A Process of Co-Creation

Human hand holding glass ball in front of sunset symbolizing vision in the conscious and unconscious mind

As we examine human vision we begin to see just how complex it really is. The fact that vision seems so straightforward from our own subjective experience highlights just how complex that process really is. It takes a lot of mental processing to take so much complex data and turn it into something we don’t need to consciously consider. We seldom need to really think about seeing the world. Instead, it all seems to happen quite naturally.

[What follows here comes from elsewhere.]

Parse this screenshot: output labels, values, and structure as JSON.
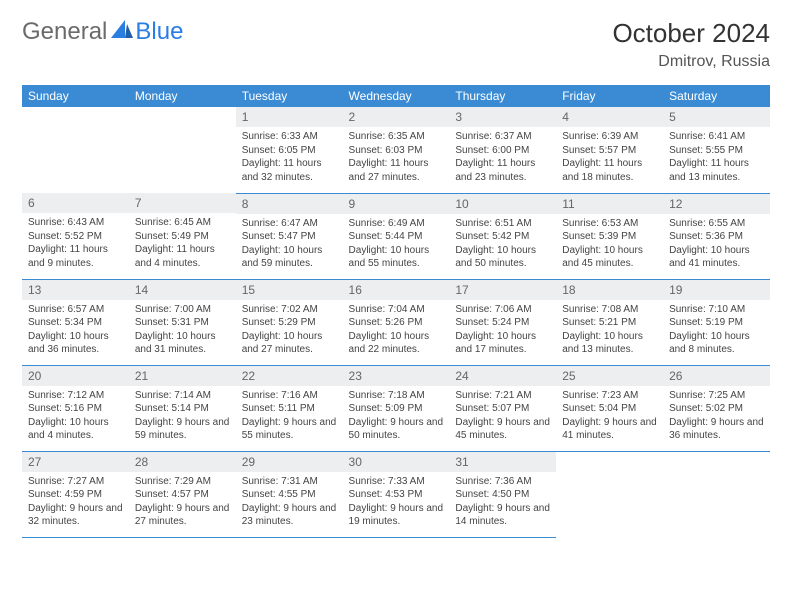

In reality our vision is in many ways a continual co-creation with the world. When we look at the beauty around us it’s not just an inherent property of any given thing. We continually add to that beauty by essentially painting the world within our own minds. We create detail our eyes have missed. We mentally compensate for oddities of lighting without even being aware of it.

In reality we should take a lot more credit for beautiful sunsets or the gorgeous colors of a rose. Much of the beauty we perceive comes from the world outside of us. But much of that beauty is also due to our subconscious artistry which is continually painting the world in a myriad of different colors. When we see beauty in the world, we’re also creating it at the same time.